“Not by bread alone does man live, but by every word that proceeds from the mouth of God.” This verse from the gospels is at the heart of the message the Holy See wishes to express at Expo Milano 2015. And it does so by focusing visitors' attention on the strong symbolic relevance of food and nourishment, and the important role it plays in anthropological development. The Holy See pavilion is therefore designed to offer its visitors a space for reflection on contemporary issues related to food and access to food. The covered part of the Holy See pavilion covers a total floor surface of 500 m², and is set in an area of 750 m². The compact white volume represents the essential nature of a pre-existing mass that can only be accessed through a narrow fissure.

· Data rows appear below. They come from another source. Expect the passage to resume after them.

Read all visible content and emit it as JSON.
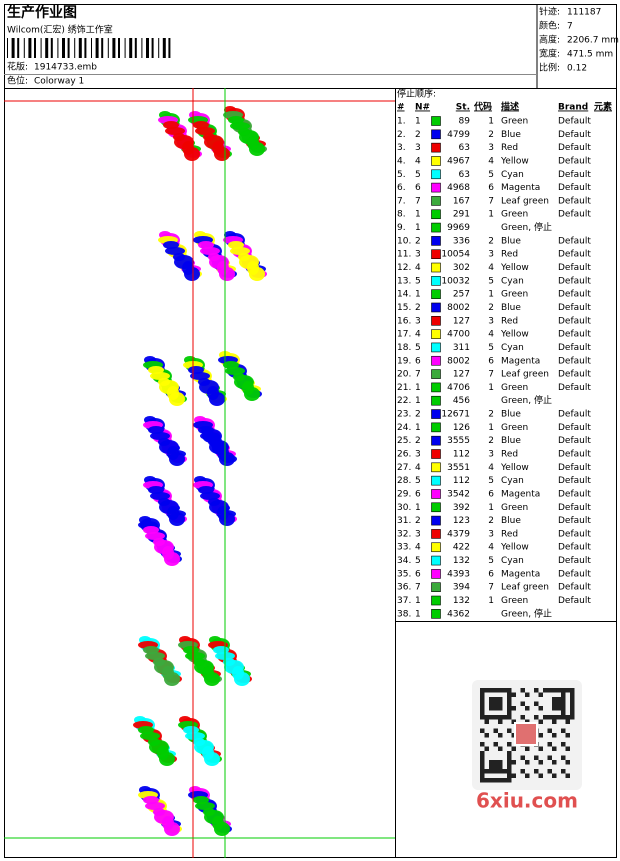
{
  "header": {
    "title": "生产作业图",
    "subtitle": "Wilcom(汇宏) 绣饰工作室",
    "design_label": "花版:",
    "design_file": "1914733.emb",
    "colorway_label": "色位:",
    "colorway": "Colorway 1"
  },
  "info": [
    {
      "label": "针迹:",
      "value": "111187"
    },
    {
      "label": "颜色:",
      "value": "7"
    },
    {
      "label": "高度:",
      "value": "2206.7 mm"
    },
    {
      "label": "宽度:",
      "value": "471.5 mm"
    },
    {
      "label": "比例:",
      "value": "0.12"
    }
  ],
  "table": {
    "title": "停止顺序:",
    "columns": [
      "#",
      "N#",
      "St.",
      "代码",
      "描述",
      "Brand",
      "元素"
    ],
    "rows": [
      {
        "n": "1.",
        "needle": "1",
        "color": "#00cc00",
        "st": "89",
        "code": "1",
        "desc": "Green",
        "brand": "Default"
      },
      {
        "n": "2.",
        "needle": "2",
        "color": "#0000ee",
        "st": "4799",
        "code": "2",
        "desc": "Blue",
        "brand": "Default"
      },
      {
        "n": "3.",
        "needle": "3",
        "color": "#ee0000",
        "st": "63",
        "code": "3",
        "desc": "Red",
        "brand": "Default"
      },
      {
        "n": "4.",
        "needle": "4",
        "color": "#ffff00",
        "st": "4967",
        "code": "4",
        "desc": "Yellow",
        "brand": "Default"
      },
      {
        "n": "5.",
        "needle": "5",
        "color": "#00ffff",
        "st": "63",
        "code": "5",
        "desc": "Cyan",
        "brand": "Default"
      },
      {
        "n": "6.",
        "needle": "6",
        "color": "#ff00ff",
        "st": "4968",
        "code": "6",
        "desc": "Magenta",
        "brand": "Default"
      },
      {
        "n": "7.",
        "needle": "7",
        "color": "#3caa3c",
        "st": "167",
        "code": "7",
        "desc": "Leaf green",
        "brand": "Default"
      },
      {
        "n": "8.",
        "needle": "1",
        "color": "#00cc00",
        "st": "291",
        "code": "1",
        "desc": "Green",
        "brand": "Default"
      },
      {
        "n": "9.",
        "needle": "1",
        "color": "#00cc00",
        "st": "9969",
        "desc": "Green, 停止"
      },
      {
        "n": "10.",
        "needle": "2",
        "color": "#0000ee",
        "st": "336",
        "code": "2",
        "desc": "Blue",
        "brand": "Default"
      },
      {
        "n": "11.",
        "needle": "3",
        "color": "#ee0000",
        "st": "10054",
        "code": "3",
        "desc": "Red",
        "brand": "Default"
      },
      {
        "n": "12.",
        "needle": "4",
        "color": "#ffff00",
        "st": "302",
        "code": "4",
        "desc": "Yellow",
        "brand": "Default"
      },
      {
        "n": "13.",
        "needle": "5",
        "color": "#00ffff",
        "st": "10032",
        "code": "5",
        "desc": "Cyan",
        "brand": "Default"
      },
      {
        "n": "14.",
        "needle": "1",
        "color": "#00cc00",
        "st": "257",
        "code": "1",
        "desc": "Green",
        "brand": "Default"
      },
      {
        "n": "15.",
        "needle": "2",
        "color": "#0000ee",
        "st": "8002",
        "code": "2",
        "desc": "Blue",
        "brand": "Default"
      },
      {
        "n": "16.",
        "needle": "3",
        "color": "#ee0000",
        "st": "127",
        "code": "3",
        "desc": "Red",
        "brand": "Default"
      },
      {
        "n": "17.",
        "needle": "4",
        "color": "#ffff00",
        "st": "4700",
        "code": "4",
        "desc": "Yellow",
        "brand": "Default"
      },
      {
        "n": "18.",
        "needle": "5",
        "color": "#00ffff",
        "st": "311",
        "code": "5",
        "desc": "Cyan",
        "brand": "Default"
      },
      {
        "n": "19.",
        "needle": "6",
        "color": "#ff00ff",
        "st": "8002",
        "code": "6",
        "desc": "Magenta",
        "brand": "Default"
      },
      {
        "n": "20.",
        "needle": "7",
        "color": "#3caa3c",
        "st": "127",
        "code": "7",
        "desc": "Leaf green",
        "brand": "Default"
      },
      {
        "n": "21.",
        "needle": "1",
        "color": "#00cc00",
        "st": "4706",
        "code": "1",
        "desc": "Green",
        "brand": "Default"
      },
      {
        "n": "22.",
        "needle": "1",
        "color": "#00cc00",
        "st": "456",
        "desc": "Green, 停止"
      },
      {
        "n": "23.",
        "needle": "2",
        "color": "#0000ee",
        "st": "12671",
        "code": "2",
        "desc": "Blue",
        "brand": "Default"
      },
      {
        "n": "24.",
        "needle": "1",
        "color": "#00cc00",
        "st": "126",
        "code": "1",
        "desc": "Green",
        "brand": "Default"
      },
      {
        "n": "25.",
        "needle": "2",
        "color": "#0000ee",
        "st": "3555",
        "code": "2",
        "desc": "Blue",
        "brand": "Default"
      },
      {
        "n": "26.",
        "needle": "3",
        "color": "#ee0000",
        "st": "112",
        "code": "3",
        "desc": "Red",
        "brand": "Default"
      },
      {
        "n": "27.",
        "needle": "4",
        "color": "#ffff00",
        "st": "3551",
        "code": "4",
        "desc": "Yellow",
        "brand": "Default"
      },
      {
        "n": "28.",
        "needle": "5",
        "color": "#00ffff",
        "st": "112",
        "code": "5",
        "desc": "Cyan",
        "brand": "Default"
      },
      {
        "n": "29.",
        "needle": "6",
        "color": "#ff00ff",
        "st": "3542",
        "code": "6",
        "desc": "Magenta",
        "brand": "Default"
      },
      {
        "n": "30.",
        "needle": "1",
        "color": "#00cc00",
        "st": "392",
        "code": "1",
        "desc": "Green",
        "brand": "Default"
      },
      {
        "n": "31.",
        "needle": "2",
        "color": "#0000ee",
        "st": "123",
        "code": "2",
        "desc": "Blue",
        "brand": "Default"
      },
      {
        "n": "32.",
        "needle": "3",
        "color": "#ee0000",
        "st": "4379",
        "code": "3",
        "desc": "Red",
        "brand": "Default"
      },
      {
        "n": "33.",
        "needle": "4",
        "color": "#ffff00",
        "st": "422",
        "code": "4",
        "desc": "Yellow",
        "brand": "Default"
      },
      {
        "n": "34.",
        "needle": "5",
        "color": "#00ffff",
        "st": "132",
        "code": "5",
        "desc": "Cyan",
        "brand": "Default"
      },
      {
        "n": "35.",
        "needle": "6",
        "color": "#ff00ff",
        "st": "4393",
        "code": "6",
        "desc": "Magenta",
        "brand": "Default"
      },
      {
        "n": "36.",
        "needle": "7",
        "color": "#3caa3c",
        "st": "394",
        "code": "7",
        "desc": "Leaf green",
        "brand": "Default"
      },
      {
        "n": "37.",
        "needle": "1",
        "color": "#00cc00",
        "st": "132",
        "code": "1",
        "desc": "Green",
        "brand": "Default"
      },
      {
        "n": "38.",
        "needle": "1",
        "color": "#00cc00",
        "st": "4362",
        "desc": "Green, 停止"
      }
    ]
  },
  "watermark": "6xiu.com"
}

The spacious atmosphere inside the pavilion is inspired by conventional architecture, such as cloisters. The northern section is particularly distinctive as it is shaped from two arched sections, a round arch and an acute arch, from which the vegetation on the roof spills out, as if from a crack in a rock. To guarantee low construction costs the structure features a steel load-bearing framework that is assembled on-site with no welding required. The 318 m² roof consists of corrugated sheet metal, part of which is covered with greenery. The load-bearing structures, substructures, intermediate floors and roof are all made of metal. The same level of care has been take over sustainability. In fact, the pavilion is a sustainable, high energy performance building. At the end of the Expo it will take only two working weeks to dismantle the load-bearing structure, roof and cover materials.

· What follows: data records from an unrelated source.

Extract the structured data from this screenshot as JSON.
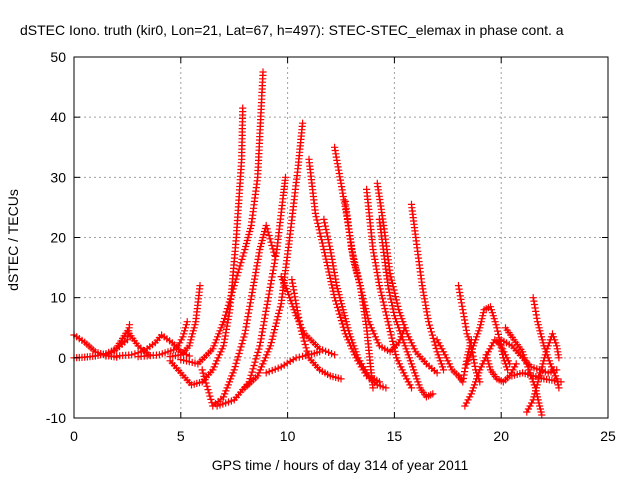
{
  "chart_data": {
    "type": "scatter",
    "title": "dSTEC Iono. truth (kir0, Lon=21, Lat=67, h=497): STEC-STEC_elemax in phase cont. a",
    "xlabel": "GPS time / hours of day 314 of year 2011",
    "ylabel": "dSTEC  / TECUs",
    "xlim": [
      0,
      25
    ],
    "ylim": [
      -10,
      50
    ],
    "xticks": [
      0,
      5,
      10,
      15,
      20,
      25
    ],
    "yticks": [
      -10,
      0,
      10,
      20,
      30,
      40,
      50
    ],
    "grid": true,
    "legend": "none",
    "marker": "plus",
    "color": "#ff0000",
    "series": [
      {
        "points": [
          [
            0.0,
            3.8
          ],
          [
            0.5,
            2.6
          ],
          [
            1.0,
            1.0
          ],
          [
            1.5,
            0.4
          ],
          [
            2.0,
            0.1
          ]
        ]
      },
      {
        "points": [
          [
            0.0,
            0.0
          ],
          [
            0.5,
            0.1
          ],
          [
            1.0,
            0.3
          ],
          [
            1.5,
            0.7
          ],
          [
            2.0,
            1.5
          ],
          [
            2.5,
            3.0
          ],
          [
            2.6,
            5.5
          ]
        ]
      },
      {
        "points": [
          [
            1.5,
            0.3
          ],
          [
            1.9,
            1.2
          ],
          [
            2.2,
            2.8
          ],
          [
            2.5,
            4.5
          ],
          [
            3.0,
            2.0
          ],
          [
            3.5,
            0.5
          ]
        ]
      },
      {
        "points": [
          [
            2.0,
            0.3
          ],
          [
            2.7,
            0.5
          ],
          [
            3.3,
            1.2
          ],
          [
            3.8,
            2.5
          ],
          [
            4.1,
            3.8
          ],
          [
            4.6,
            2.5
          ],
          [
            5.0,
            1.0
          ],
          [
            5.4,
            0.3
          ]
        ]
      },
      {
        "points": [
          [
            3.0,
            0.2
          ],
          [
            4.0,
            0.5
          ],
          [
            4.8,
            1.5
          ],
          [
            5.1,
            3.5
          ],
          [
            5.3,
            6.0
          ]
        ]
      },
      {
        "points": [
          [
            4.5,
            0.2
          ],
          [
            5.0,
            0.5
          ],
          [
            5.4,
            2.0
          ],
          [
            5.7,
            6.0
          ],
          [
            5.9,
            12.0
          ]
        ]
      },
      {
        "points": [
          [
            4.5,
            -0.5
          ],
          [
            5.0,
            -2.5
          ],
          [
            5.5,
            -4.5
          ],
          [
            6.0,
            -4.0
          ],
          [
            6.5,
            -2.0
          ],
          [
            7.0,
            2.0
          ],
          [
            7.3,
            8.0
          ],
          [
            7.6,
            20.0
          ],
          [
            7.85,
            33.0
          ],
          [
            7.9,
            41.5
          ]
        ]
      },
      {
        "points": [
          [
            5.0,
            -0.3
          ],
          [
            5.8,
            -1.0
          ],
          [
            6.5,
            1.5
          ],
          [
            7.0,
            6.0
          ],
          [
            7.5,
            12.0
          ],
          [
            8.0,
            18.0
          ],
          [
            8.3,
            22.0
          ],
          [
            8.6,
            30.0
          ],
          [
            8.85,
            47.5
          ]
        ]
      },
      {
        "points": [
          [
            6.0,
            -2.0
          ],
          [
            6.5,
            -8.0
          ],
          [
            7.0,
            -6.5
          ],
          [
            7.5,
            -2.0
          ],
          [
            8.0,
            4.0
          ],
          [
            8.4,
            12.0
          ],
          [
            8.7,
            18.0
          ],
          [
            9.0,
            22.0
          ],
          [
            9.4,
            17.0
          ]
        ]
      },
      {
        "points": [
          [
            6.7,
            -8.0
          ],
          [
            7.5,
            -7.0
          ],
          [
            8.2,
            -4.0
          ],
          [
            8.7,
            2.0
          ],
          [
            9.1,
            10.0
          ],
          [
            9.5,
            18.0
          ],
          [
            9.8,
            27.0
          ],
          [
            9.9,
            30.0
          ]
        ]
      },
      {
        "points": [
          [
            8.0,
            -5.0
          ],
          [
            8.6,
            -3.0
          ],
          [
            9.2,
            2.0
          ],
          [
            9.7,
            9.0
          ],
          [
            10.1,
            20.0
          ],
          [
            10.5,
            32.0
          ],
          [
            10.7,
            39.0
          ]
        ]
      },
      {
        "points": [
          [
            9.0,
            -2.5
          ],
          [
            9.7,
            -1.5
          ],
          [
            10.4,
            0.0
          ],
          [
            11.0,
            0.5
          ],
          [
            11.5,
            1.0
          ]
        ]
      },
      {
        "points": [
          [
            9.7,
            13.5
          ],
          [
            10.0,
            11.0
          ],
          [
            10.4,
            7.0
          ],
          [
            10.8,
            4.0
          ],
          [
            11.5,
            1.5
          ],
          [
            12.2,
            0.5
          ]
        ]
      },
      {
        "points": [
          [
            10.2,
            13.0
          ],
          [
            10.6,
            5.0
          ],
          [
            11.0,
            0.0
          ],
          [
            11.5,
            -2.0
          ],
          [
            12.0,
            -3.0
          ],
          [
            12.5,
            -3.5
          ]
        ]
      },
      {
        "points": [
          [
            11.0,
            33.0
          ],
          [
            11.3,
            24.0
          ],
          [
            11.7,
            18.0
          ],
          [
            12.2,
            10.0
          ],
          [
            12.7,
            4.0
          ],
          [
            13.2,
            0.0
          ],
          [
            13.7,
            -3.0
          ],
          [
            14.2,
            -4.5
          ],
          [
            14.6,
            -5.0
          ]
        ]
      },
      {
        "points": [
          [
            11.7,
            23.0
          ],
          [
            12.0,
            18.0
          ],
          [
            12.3,
            12.0
          ],
          [
            12.6,
            8.0
          ],
          [
            12.9,
            4.0
          ],
          [
            13.3,
            0.0
          ],
          [
            13.8,
            -3.0
          ],
          [
            14.3,
            -4.0
          ]
        ]
      },
      {
        "points": [
          [
            12.2,
            35.0
          ],
          [
            12.5,
            29.0
          ],
          [
            12.8,
            23.0
          ],
          [
            13.1,
            16.0
          ],
          [
            13.4,
            12.0
          ],
          [
            13.7,
            5.0
          ],
          [
            13.9,
            -2.0
          ],
          [
            14.0,
            -5.0
          ]
        ]
      },
      {
        "points": [
          [
            12.7,
            26.0
          ],
          [
            13.0,
            18.0
          ],
          [
            13.4,
            12.0
          ],
          [
            13.8,
            6.0
          ],
          [
            14.3,
            2.0
          ],
          [
            14.8,
            1.0
          ],
          [
            15.2,
            2.5
          ],
          [
            15.5,
            5.0
          ]
        ]
      },
      {
        "points": [
          [
            13.7,
            28.0
          ],
          [
            14.0,
            18.0
          ],
          [
            14.3,
            12.0
          ],
          [
            14.7,
            6.0
          ],
          [
            15.1,
            0.0
          ],
          [
            15.5,
            -3.0
          ],
          [
            15.8,
            -5.0
          ]
        ]
      },
      {
        "points": [
          [
            14.2,
            29.0
          ],
          [
            14.5,
            22.0
          ],
          [
            14.8,
            14.0
          ],
          [
            15.2,
            8.0
          ],
          [
            15.6,
            4.0
          ],
          [
            16.0,
            1.0
          ],
          [
            16.5,
            -1.0
          ],
          [
            17.0,
            -2.5
          ]
        ]
      },
      {
        "points": [
          [
            14.3,
            23.0
          ],
          [
            14.7,
            12.0
          ],
          [
            15.0,
            7.0
          ],
          [
            15.4,
            3.0
          ],
          [
            15.8,
            -1.0
          ],
          [
            16.2,
            -5.0
          ],
          [
            16.5,
            -6.5
          ],
          [
            16.8,
            -6.0
          ]
        ]
      },
      {
        "points": [
          [
            15.8,
            25.5
          ],
          [
            16.0,
            20.0
          ],
          [
            16.3,
            12.0
          ],
          [
            16.6,
            6.0
          ],
          [
            17.0,
            1.0
          ],
          [
            17.3,
            -2.0
          ]
        ]
      },
      {
        "points": [
          [
            17.0,
            3.0
          ],
          [
            17.3,
            1.0
          ],
          [
            17.7,
            -2.0
          ],
          [
            18.0,
            -3.0
          ],
          [
            18.2,
            -4.0
          ],
          [
            18.4,
            0.0
          ],
          [
            18.6,
            3.0
          ]
        ]
      },
      {
        "points": [
          [
            18.0,
            12.0
          ],
          [
            18.2,
            8.0
          ],
          [
            18.4,
            4.0
          ],
          [
            18.6,
            2.0
          ],
          [
            18.8,
            -2.0
          ],
          [
            19.0,
            -4.0
          ]
        ]
      },
      {
        "points": [
          [
            18.4,
            -1.0
          ],
          [
            18.7,
            2.0
          ],
          [
            19.0,
            5.0
          ],
          [
            19.2,
            8.0
          ],
          [
            19.5,
            8.5
          ],
          [
            19.8,
            5.0
          ],
          [
            20.1,
            0.0
          ],
          [
            20.3,
            -2.0
          ]
        ]
      },
      {
        "points": [
          [
            18.3,
            -8.0
          ],
          [
            18.6,
            -6.0
          ],
          [
            19.0,
            -2.0
          ],
          [
            19.4,
            1.0
          ],
          [
            19.7,
            3.0
          ],
          [
            20.0,
            2.0
          ],
          [
            20.4,
            -1.0
          ]
        ]
      },
      {
        "points": [
          [
            20.2,
            5.0
          ],
          [
            20.6,
            3.0
          ],
          [
            21.0,
            1.0
          ],
          [
            21.3,
            -2.0
          ],
          [
            21.6,
            -5.0
          ],
          [
            21.8,
            -8.0
          ],
          [
            21.9,
            -9.5
          ]
        ]
      },
      {
        "points": [
          [
            21.2,
            -9.0
          ],
          [
            21.5,
            -7.0
          ],
          [
            21.8,
            -3.0
          ],
          [
            22.1,
            1.0
          ],
          [
            22.4,
            4.0
          ],
          [
            22.6,
            2.0
          ],
          [
            22.7,
            0.0
          ]
        ]
      },
      {
        "points": [
          [
            21.5,
            10.0
          ],
          [
            21.7,
            6.0
          ],
          [
            22.0,
            2.0
          ],
          [
            22.3,
            -1.0
          ],
          [
            22.6,
            -3.5
          ],
          [
            22.7,
            -5.0
          ]
        ]
      },
      {
        "points": [
          [
            20.5,
            -3.0
          ],
          [
            21.0,
            -2.5
          ],
          [
            21.5,
            -3.0
          ],
          [
            22.0,
            -3.5
          ],
          [
            22.5,
            -3.8
          ],
          [
            22.8,
            -4.0
          ]
        ]
      },
      {
        "points": [
          [
            20.0,
            3.0
          ],
          [
            20.5,
            2.0
          ],
          [
            21.0,
            0.0
          ],
          [
            21.4,
            -1.5
          ],
          [
            21.8,
            -2.0
          ],
          [
            22.2,
            -2.5
          ],
          [
            22.6,
            -2.0
          ]
        ]
      },
      {
        "points": [
          [
            19.3,
            0.5
          ],
          [
            19.5,
            -2.0
          ],
          [
            19.8,
            -3.5
          ],
          [
            20.1,
            -4.0
          ],
          [
            20.4,
            -3.0
          ],
          [
            20.7,
            -1.0
          ]
        ]
      }
    ]
  }
}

The pavilion stands out particularly for its sloping planes that are decorated with words expressing the basic concepts of Christianity. These words are created from slim, light steel letters that when attached to the outer facades look almost as if they have dropped there from the sky. The phrases “not by bread alone” and “give us our daily bread” are translated into 13 different languages and are highlighted both by day and by night. During the day the effect is created by natural light that throws shadows of the words onto the cover behind. Whereas, at night, artificial upward grazing effects creates an interesting and mysterious counter light. The goal of evoking the major principles of the Christian religion has been achieved by positioning neutral Linealuce luminaires at the base of the lit walls. Visitors enter the pavilion through a kind of gate covered by a large yellow fabric sail that conceals the entrance and creates a facade that is similar to the Vatican flag. The colour of the sail is intensified by warm colour temperature Linealuce luminaires positioned at the top of the sail that create a flood of warm downlight.

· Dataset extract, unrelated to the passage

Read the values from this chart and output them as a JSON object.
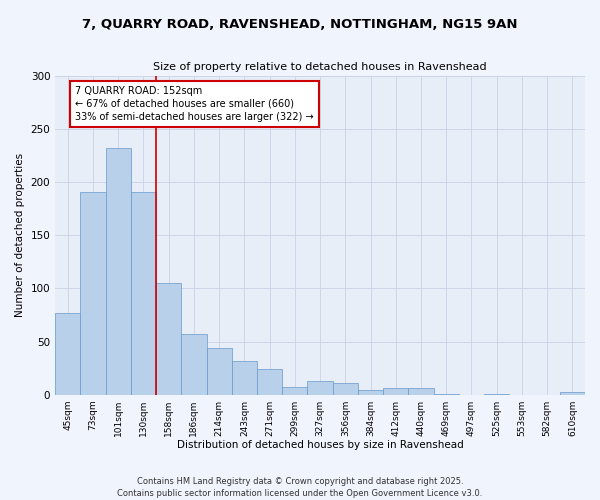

The original canvas of Tintoretto's Last Supper decorates the wall opposite the entrance. This has been brought to Expo Milano 2015 from the Chiesa di San Trovaso in Venice and will be exchanged halfway through the fair with a tapestry of the Eucharist by Pieter Paul Rubens, from the Diocesan Museum in Ancona. The infopoint and the general exit area are lit with iN 30 linear luminaires. The lighting project created by the Esa Engineering studio plays a fundamental role in the design of the pavilion given the importance of light as a metaphor in the Christian religion. The products all feature LEDs to guarantee maximum energy savings.